He paid $10 for area that included India and Egypt, for only one day, receiving 1600 likes in one day.
He paid additional $50 for smaller area that didn't have these countries for 3 days, receiving 1400 likes, average 350 per day.
So: 1600 likes from India and Egypt in one day: $10 == 0.6 cent per like.
350 likes without that area: $16 per day == 4.6 cent per like.
Where's the surprise? If he pays for cheaper likes, he gets the cheaper likes.
Did he expect to pay for cheap likes and get the expensive ones? Does such an expectation have any economic sense?
I still don't see how the size of the area matters. He's not showing it to everyone in the area, just ten bucks worth of them,
But his complaint isn't about the price per like. It's about the fact that likes per impression are ten times higher in certain countries. Can you explain that disparity?
The disparity you observe is already reflected in the prices he paid, as he presented it and as I calculate in the post you just replied. He paid different order of magnitude for different kinds of likes. That's how the market functions when it functions.
We can theorize all day "why" but we don't have any information about that. What he presents is only how much he paid and how much he received, and there everything seems consistent.
I really can't understand you here. Apparently you find it so amazingly obvious that India will click a like button ten times as much as the UK that you said "he acts surprised!?". Why is it so obvious to you that these likes are 'cheaper'? You certainly haven't given any reasons.
People are looking at the market doing something strange and your contribution is "the market functions, who cares".
Sure, I'm not very surprised that if the likes seem highly fraudulent the price per like is lower, but that's not the issue. The issue is these fraud-seeming levels in the first place!
>Why is it so obvious to you that these likes are 'cheaper'?
I was thinking the same thing.
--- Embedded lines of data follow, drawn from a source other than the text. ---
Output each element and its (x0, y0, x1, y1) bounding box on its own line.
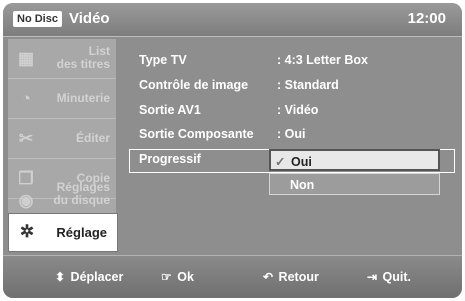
film-icon: ▦ (17, 49, 35, 68)
setting-key: Sortie AV1 (139, 103, 201, 117)
up-down-arrow-icon: ⬍ (55, 270, 66, 284)
dropdown-option-label: Oui (291, 155, 312, 169)
sidebar-item-label: Réglage (56, 225, 107, 240)
clock: 12:00 (407, 10, 446, 27)
setting-key: Contrôle de image (139, 78, 249, 92)
dropdown-option-non[interactable]: Non (269, 173, 440, 195)
sidebar-item-timer[interactable]: ◔ Minuterie (8, 79, 116, 119)
gear-icon: ✲ (19, 222, 35, 241)
osd-frame: No Disc Vidéo 12:00 ▦ List des titres ◔ … (3, 3, 462, 298)
exit-icon: ⇥ (367, 270, 378, 284)
scissors-icon: ✂ (18, 129, 34, 148)
sidebar-item-label: Réglages du disque (53, 180, 110, 207)
sidebar-item-edit[interactable]: ✂ Éditer (8, 119, 116, 159)
setting-key: Sortie Composante (139, 127, 254, 141)
sidebar-item-setup[interactable]: ✲ Réglage (8, 213, 118, 252)
setting-value: : Oui (277, 127, 306, 141)
header-bar: No Disc Vidéo 12:00 (3, 3, 462, 37)
ok-hint: ☞ Ok (161, 270, 194, 284)
back-hint: ↶ Retour (263, 270, 319, 284)
checkmark-icon: ✓ (275, 155, 286, 169)
ok-label: Ok (177, 270, 194, 284)
sidebar-item-label: Éditer (75, 131, 110, 145)
dropdown-option-oui[interactable]: ✓ Oui (269, 149, 440, 171)
sidebar-item-disc-settings[interactable]: ◉ Réglages du disque (8, 181, 116, 213)
setting-value: : Standard (277, 78, 339, 92)
dropdown-option-label: Non (290, 178, 315, 192)
no-disc-badge: No Disc (13, 11, 62, 27)
return-icon: ↶ (263, 270, 274, 284)
quit-label: Quit. (382, 270, 412, 284)
footer-bar: ⬍ Déplacer ☞ Ok ↶ Retour ⇥ Quit. (3, 255, 462, 298)
setting-key: Type TV (139, 53, 187, 67)
setting-key: Progressif (139, 152, 201, 166)
setting-value: : Vidéo (277, 103, 319, 117)
timer-icon: ◔ (20, 89, 32, 108)
sidebar-item-label: Minuterie (56, 91, 110, 105)
quit-hint: ⇥ Quit. (367, 270, 411, 284)
disc-settings-icon: ◉ (18, 191, 34, 210)
page-title: Vidéo (69, 10, 110, 27)
move-label: Déplacer (70, 270, 124, 284)
sidebar-item-title-list[interactable]: ▦ List des titres (8, 39, 116, 79)
move-hint: ⬍ Déplacer (55, 270, 123, 284)
copy-icon: ❐ (18, 169, 34, 188)
back-label: Retour (278, 270, 319, 284)
enter-icon: ☞ (161, 270, 172, 284)
setting-value: : 4:3 Letter Box (277, 53, 368, 67)
sidebar-item-label: List des titres (56, 44, 110, 71)
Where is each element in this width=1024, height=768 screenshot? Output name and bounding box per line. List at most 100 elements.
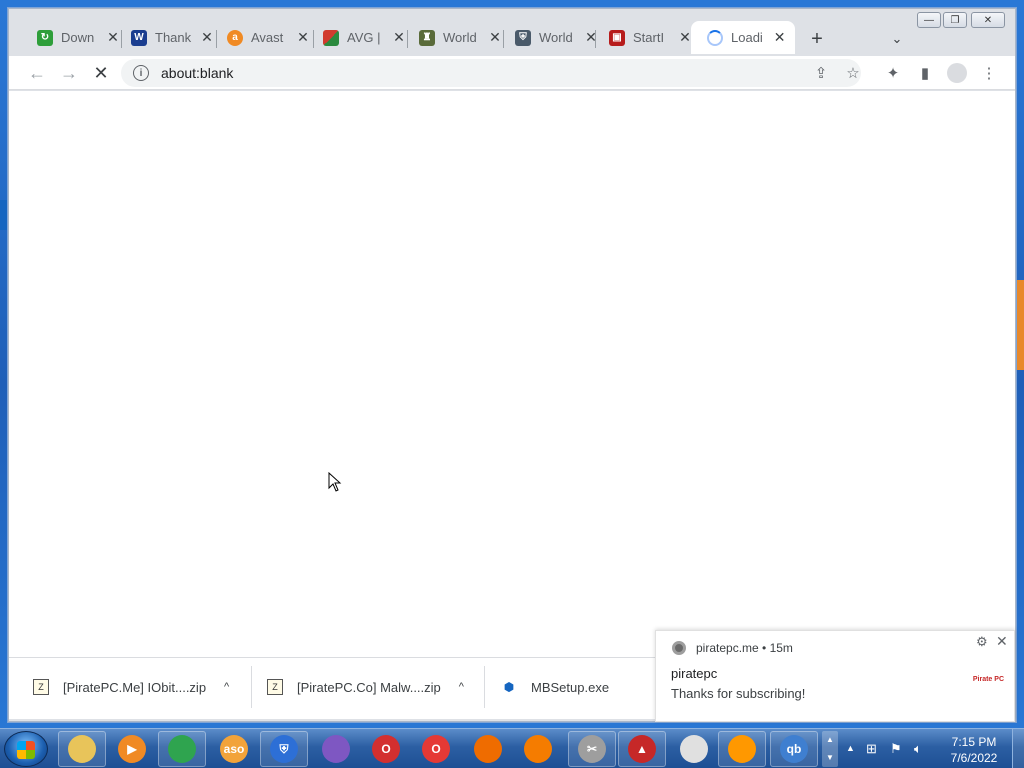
taskbar-app-7[interactable]: O [412,731,460,767]
chevron-up-icon[interactable]: ^ [224,681,229,693]
defender-shield-icon: ⛨ [270,735,298,763]
taskbar-app-9[interactable] [514,731,562,767]
tab-search-button[interactable]: ⌄ [885,27,909,51]
volume-icon[interactable]: 🔈︎ [914,741,922,757]
notification-body: Thanks for subscribing! [671,686,806,701]
windows-logo-icon [17,741,35,759]
startisback-icon: ▲ [628,735,656,763]
w-logo-icon: W [131,29,147,46]
taskbar-app-0[interactable] [58,731,106,767]
download-filename: MBSetup.exe [531,679,610,695]
tab-title: Loadi [731,30,763,45]
mouse-cursor-icon [328,472,342,492]
download-divider [484,666,485,708]
new-tab-button[interactable]: + [805,27,829,51]
close-window-button[interactable]: ✕ [971,12,1005,28]
office-icon [474,735,502,763]
tab-3[interactable]: AVG | ✕ [307,21,415,54]
close-icon[interactable]: ✕ [996,633,1008,650]
taskbar-app-11[interactable]: ▲ [618,731,666,767]
taskbar-app-13[interactable] [718,731,766,767]
tools-icon: ✂ [578,735,606,763]
clock-date[interactable]: 7/6/2022 [944,751,1004,765]
detective-hat-icon [680,735,708,763]
browser-window: ↻ Down ✕ W Thank ✕ a Avast ✕ AVG | ✕ ♜ W… [8,8,1016,722]
tab-title: World [443,30,477,45]
taskbar-app-12[interactable] [670,731,718,767]
taskbar-app-10[interactable]: ✂ [568,731,616,767]
chrome-icon [168,735,196,763]
opera-icon: O [372,735,400,763]
download-item-2[interactable]: ⬢ MBSetup.exe [501,658,609,716]
taskbar-scroll-button[interactable]: ▲ ▼ [822,731,838,767]
info-icon[interactable]: i [133,65,149,81]
tab-0[interactable]: ↻ Down ✕ [21,21,129,54]
close-icon[interactable]: ✕ [772,29,787,46]
taskbar-app-14[interactable]: qb [770,731,818,767]
piratepc-logo-icon: Pirate PC [972,675,1004,683]
tab-title: AVG | [347,30,381,45]
extensions-puzzle-icon[interactable]: ✦ [881,61,905,85]
exe-file-icon: ⬢ [503,680,515,694]
qbittorrent-icon: qb [780,735,808,763]
tab-5[interactable]: ⛨ World ✕ [499,21,607,54]
back-button[interactable]: ← [25,61,49,85]
download-divider [251,666,252,708]
tab-title: World [539,30,573,45]
minimize-button[interactable]: — [917,12,941,28]
tray-expand-icon[interactable]: ▲ [846,743,855,753]
forward-button[interactable]: → [57,61,81,85]
url-text[interactable]: about:blank [161,65,233,81]
tab-6[interactable]: ▣ StartI ✕ [593,21,701,54]
side-panel-icon[interactable]: ▮ [913,61,937,85]
shield-site-icon: ⛨ [515,29,531,46]
taskbar-app-4[interactable]: ⛨ [260,731,308,767]
avast-icon: a [227,29,243,46]
taskbar-app-3[interactable]: aso [210,731,258,767]
taskbar-app-5[interactable] [312,731,360,767]
tab-1[interactable]: W Thank ✕ [115,21,223,54]
zip-file-icon: Z [267,679,283,695]
tab-strip: ↻ Down ✕ W Thank ✕ a Avast ✕ AVG | ✕ ♜ W… [9,9,1015,56]
chrome-icon [672,641,686,655]
chevron-up-icon[interactable]: ^ [459,681,464,693]
desktop-edge [0,200,8,230]
clock-time[interactable]: 7:15 PM [944,735,1004,749]
maximize-button[interactable]: ❐ [943,12,967,28]
page-content[interactable] [9,91,1015,657]
taskbar: ▶ aso ⛨ O O ✂ ▲ qb ▲ ▼ ▲ ⊞ ⚑ 🔈︎ 7:15 PM 7/6/2022 [0,728,1024,768]
gear-icon[interactable]: ⚙ [976,634,988,650]
tab-title: Avast [251,30,284,45]
avg-icon [323,29,339,46]
download-site-icon: ↻ [37,29,53,46]
profile-avatar-icon[interactable] [945,61,969,85]
push-notification[interactable]: piratepc.me • 15m ⚙ ✕ piratepc Thanks fo… [655,630,1015,722]
explorer-icon [68,735,96,763]
show-desktop-button[interactable] [1012,729,1024,768]
taskbar-app-2[interactable] [158,731,206,767]
aso-icon: aso [220,735,248,763]
download-item-1[interactable]: Z [PiratePC.Co] Malw....zip ^ [267,658,464,716]
start-button[interactable] [4,731,48,767]
download-filename: [PiratePC.Co] Malw....zip [297,679,441,695]
action-center-flag-icon[interactable]: ⚑ [890,741,902,757]
tab-7-active[interactable]: Loadi ✕ [691,21,795,54]
taskbar-app-8[interactable] [464,731,512,767]
download-item-0[interactable]: Z [PiratePC.Me] IObit....zip ^ [33,658,229,716]
loading-spinner-icon [707,29,723,46]
network-icon[interactable]: ⊞ [866,741,877,757]
address-bar[interactable]: i about:blank [121,59,861,87]
browser-toolbar: ← → ✕ i about:blank ⇪ ☆ ✦ ▮ ⋮ [9,56,1015,90]
menu-kebab-icon[interactable]: ⋮ [977,61,1001,85]
stop-loading-button[interactable]: ✕ [89,61,113,85]
tab-title: StartI [633,30,665,45]
world-site-icon: ♜ [419,29,435,46]
bookmark-star-icon[interactable]: ☆ [841,61,865,85]
taskbar-app-6[interactable]: O [362,731,410,767]
zip-file-icon: Z [33,679,49,695]
taskbar-app-1[interactable]: ▶ [108,731,156,767]
share-icon[interactable]: ⇪ [809,61,833,85]
tab-2[interactable]: a Avast ✕ [211,21,319,54]
avast-secure-browser-icon [322,735,350,763]
tab-4[interactable]: ♜ World ✕ [403,21,511,54]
Maybe it's not so much that people in India click a like button ten times as much, but that more people in India get to see the ads.
I assume Facebook somehow reserves ad space for you, but since many more people advertise in the UK, they can only show the ad to the target audience every 1 out of 100 page views, while it might be 10 out of 100 in India.
If you advertise in India and the UK at the same time, Facebook will probably reserve a lot more slots in India, because that's cheaper for them. If they want to maximize their revenue, it would be smart to sell the sought-after UK slots to companies that can pay a lot. Indian likes are cheaper because more people want to advertise in the UK but there are fewer slots, so UK likes become more expensive.
The fact his experiment obtained is simply that there are cheaper and more expensive likes. You don't dispute that I hope? So it's obvious to me because of experiment of his. It would be strange if the prices didn't match the fact, which would mean that he was tricked. But they actually did. I support you if you are curious what produces the effects, I just claim that the article doesn't give any information about that and that from information he gives, everything fits -- the prices matched what he obtained.
Of course he's not claiming anything doesn't 'fit' in his data. That would require screwing up basic arithmetic about clicks. The author didn't claim to be tricked by facebook. He was surprised by the order of magnitude differences. Why don't you see that surprise as valid? And of course the article doesn't give the data to explain why, because the author doesn't know.
I'll try to explain the author's point. He was confused by and suspicious of the vastly higher liking rates in certain countries than in US/UK.